Sackets Harbor Brewing Company beer is served directly from this cold storage facility through taps in the pub upstairs, avoiding the kegging or bottling process that burdens their commercial cousins. Beer served this way is thus fresher than can be offered by the big brewers. It just can’t get any fresher!
Sackets Harbor Brewing Company create beers which are richer in flavor than the major national brands. Breaking down the basic flavors, you’ll find a few in beer. Sweet and bitter will be there in every brew, although the sweetness will be at a low level. Salty and sour are not necessarily overt, but are noticeable more when they are absent (in a well made beer, that is). How about hop flavors? Floral aromas and bitter flavors are there every time, but different hops will add some other flavors as well. Sackets Harbor Brewing Company use Cascade hops in their Grant’s Golden. One of the flavors they add is almost like a grapefruit rind. They also use Northern Brewer hops in our Pale ale, Red ale, and India Pale Ale, a specialty brew we offer occasionally. Northern Brewer hops give a black currant flavor to the beer. Fuggle hops give a more woody or spicy kind of aroma, and is found in the Red and Pale ales as well.

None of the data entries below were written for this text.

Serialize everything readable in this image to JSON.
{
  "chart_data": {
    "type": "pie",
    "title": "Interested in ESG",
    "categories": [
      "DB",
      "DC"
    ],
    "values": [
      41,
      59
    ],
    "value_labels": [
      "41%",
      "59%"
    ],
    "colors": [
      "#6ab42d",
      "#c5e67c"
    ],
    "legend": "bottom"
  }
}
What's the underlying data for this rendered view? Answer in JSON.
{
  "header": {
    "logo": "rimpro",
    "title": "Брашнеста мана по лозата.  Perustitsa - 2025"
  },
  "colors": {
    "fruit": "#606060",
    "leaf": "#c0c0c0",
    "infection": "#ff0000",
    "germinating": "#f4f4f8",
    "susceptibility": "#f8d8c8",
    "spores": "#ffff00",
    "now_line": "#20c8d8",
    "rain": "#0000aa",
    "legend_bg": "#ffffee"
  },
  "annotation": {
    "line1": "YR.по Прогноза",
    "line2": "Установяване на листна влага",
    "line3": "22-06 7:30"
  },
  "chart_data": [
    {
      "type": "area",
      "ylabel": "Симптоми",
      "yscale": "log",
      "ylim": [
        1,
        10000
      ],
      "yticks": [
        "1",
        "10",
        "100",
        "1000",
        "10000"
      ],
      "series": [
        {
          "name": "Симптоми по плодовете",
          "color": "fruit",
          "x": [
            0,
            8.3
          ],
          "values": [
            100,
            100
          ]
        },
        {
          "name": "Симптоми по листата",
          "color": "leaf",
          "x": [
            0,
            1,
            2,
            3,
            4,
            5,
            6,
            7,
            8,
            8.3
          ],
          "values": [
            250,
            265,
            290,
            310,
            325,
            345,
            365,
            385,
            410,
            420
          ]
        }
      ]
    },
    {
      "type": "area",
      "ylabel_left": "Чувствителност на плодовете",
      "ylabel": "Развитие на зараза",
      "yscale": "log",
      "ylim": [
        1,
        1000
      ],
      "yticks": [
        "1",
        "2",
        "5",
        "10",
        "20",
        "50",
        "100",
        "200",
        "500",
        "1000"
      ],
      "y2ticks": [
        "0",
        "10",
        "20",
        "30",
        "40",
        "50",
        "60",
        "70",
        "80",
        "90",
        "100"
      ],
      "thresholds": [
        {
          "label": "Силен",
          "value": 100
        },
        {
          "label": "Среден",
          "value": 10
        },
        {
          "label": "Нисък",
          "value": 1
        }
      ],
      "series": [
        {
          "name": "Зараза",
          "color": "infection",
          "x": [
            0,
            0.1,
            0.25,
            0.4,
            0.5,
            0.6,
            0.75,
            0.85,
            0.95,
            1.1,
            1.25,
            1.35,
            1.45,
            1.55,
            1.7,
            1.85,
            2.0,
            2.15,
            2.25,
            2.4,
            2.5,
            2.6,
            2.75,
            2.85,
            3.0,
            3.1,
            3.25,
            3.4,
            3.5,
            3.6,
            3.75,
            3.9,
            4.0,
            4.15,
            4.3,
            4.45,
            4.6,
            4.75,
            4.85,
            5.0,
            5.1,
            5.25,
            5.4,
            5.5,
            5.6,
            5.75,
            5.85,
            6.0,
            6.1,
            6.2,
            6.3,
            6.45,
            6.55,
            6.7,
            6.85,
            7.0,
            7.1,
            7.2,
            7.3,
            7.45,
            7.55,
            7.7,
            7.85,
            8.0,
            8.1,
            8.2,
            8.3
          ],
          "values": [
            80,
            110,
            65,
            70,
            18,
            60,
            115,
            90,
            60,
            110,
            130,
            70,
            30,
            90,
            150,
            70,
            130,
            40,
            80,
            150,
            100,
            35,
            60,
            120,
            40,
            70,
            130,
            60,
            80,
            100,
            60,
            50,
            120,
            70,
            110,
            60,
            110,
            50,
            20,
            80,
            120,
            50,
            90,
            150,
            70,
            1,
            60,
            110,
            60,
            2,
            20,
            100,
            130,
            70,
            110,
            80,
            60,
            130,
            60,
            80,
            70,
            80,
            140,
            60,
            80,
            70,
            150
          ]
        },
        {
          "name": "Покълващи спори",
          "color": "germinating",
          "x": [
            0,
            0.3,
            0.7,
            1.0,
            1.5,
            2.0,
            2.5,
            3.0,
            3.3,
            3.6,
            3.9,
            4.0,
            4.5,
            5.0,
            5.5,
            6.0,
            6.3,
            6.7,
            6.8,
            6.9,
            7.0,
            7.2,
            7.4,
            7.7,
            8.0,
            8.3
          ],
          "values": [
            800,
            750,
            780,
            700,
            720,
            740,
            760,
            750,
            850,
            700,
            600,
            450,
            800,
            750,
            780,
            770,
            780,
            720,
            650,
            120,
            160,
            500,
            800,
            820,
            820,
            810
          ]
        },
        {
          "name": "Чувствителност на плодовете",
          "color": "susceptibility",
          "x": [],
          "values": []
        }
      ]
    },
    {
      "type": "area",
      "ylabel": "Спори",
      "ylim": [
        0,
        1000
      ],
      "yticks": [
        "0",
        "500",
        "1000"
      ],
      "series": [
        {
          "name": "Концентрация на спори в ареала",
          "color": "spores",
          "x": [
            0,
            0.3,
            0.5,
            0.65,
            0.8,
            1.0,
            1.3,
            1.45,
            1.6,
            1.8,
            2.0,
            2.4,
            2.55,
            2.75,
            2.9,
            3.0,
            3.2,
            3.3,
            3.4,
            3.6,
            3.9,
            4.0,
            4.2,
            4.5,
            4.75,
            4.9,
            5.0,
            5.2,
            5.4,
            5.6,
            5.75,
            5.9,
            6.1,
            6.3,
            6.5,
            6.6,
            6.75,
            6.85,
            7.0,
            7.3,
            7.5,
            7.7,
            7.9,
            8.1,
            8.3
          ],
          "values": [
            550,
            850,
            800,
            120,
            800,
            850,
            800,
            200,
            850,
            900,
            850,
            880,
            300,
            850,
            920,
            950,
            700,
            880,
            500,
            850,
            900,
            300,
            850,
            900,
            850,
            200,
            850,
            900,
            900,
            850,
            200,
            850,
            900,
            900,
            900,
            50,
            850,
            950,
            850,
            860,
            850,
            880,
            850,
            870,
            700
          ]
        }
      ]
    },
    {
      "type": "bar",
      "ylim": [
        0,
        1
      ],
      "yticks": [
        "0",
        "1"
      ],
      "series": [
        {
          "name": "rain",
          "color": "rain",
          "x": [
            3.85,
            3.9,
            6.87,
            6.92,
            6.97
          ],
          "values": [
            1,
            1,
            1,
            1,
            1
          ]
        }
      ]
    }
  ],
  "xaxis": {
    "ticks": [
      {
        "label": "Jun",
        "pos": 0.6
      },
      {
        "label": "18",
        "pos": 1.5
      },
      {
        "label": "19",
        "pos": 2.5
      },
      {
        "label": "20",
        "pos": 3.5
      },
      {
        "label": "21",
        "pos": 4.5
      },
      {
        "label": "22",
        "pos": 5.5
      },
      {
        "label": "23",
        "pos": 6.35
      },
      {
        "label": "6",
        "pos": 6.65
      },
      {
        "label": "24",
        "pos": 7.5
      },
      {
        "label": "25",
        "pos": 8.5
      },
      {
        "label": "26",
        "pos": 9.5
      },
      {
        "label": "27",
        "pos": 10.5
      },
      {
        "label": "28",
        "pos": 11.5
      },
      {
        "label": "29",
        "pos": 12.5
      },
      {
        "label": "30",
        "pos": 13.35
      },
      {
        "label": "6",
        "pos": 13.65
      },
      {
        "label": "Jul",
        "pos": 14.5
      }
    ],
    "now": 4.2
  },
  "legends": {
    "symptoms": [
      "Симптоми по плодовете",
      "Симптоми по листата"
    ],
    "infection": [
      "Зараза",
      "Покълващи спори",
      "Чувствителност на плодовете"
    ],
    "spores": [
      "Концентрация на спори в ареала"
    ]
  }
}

The malts contribute flavors identified by such terms as bready, caramel, and husky. Different specialty malts which are used in each beer contribute different flavors. For example, biscuit malt adds a flavor that is very reminiscent of burnt biscuit bottoms. Chocolate malt adds a roasty, almost Columbian coffee-like flavor. Chocolate malt is the color of chocolate, and when the beer is still sweet, before fermenting, can taste a bit like chocolate.
Some refer to it as “gourmet beer.” Sackets Harbor Brewing Company like the term, but the industry prefers to refer to it as hand crafted ales. Now it is up to you to decide. The flavor of their brews defy description – you simply have to experience each of them for yourself.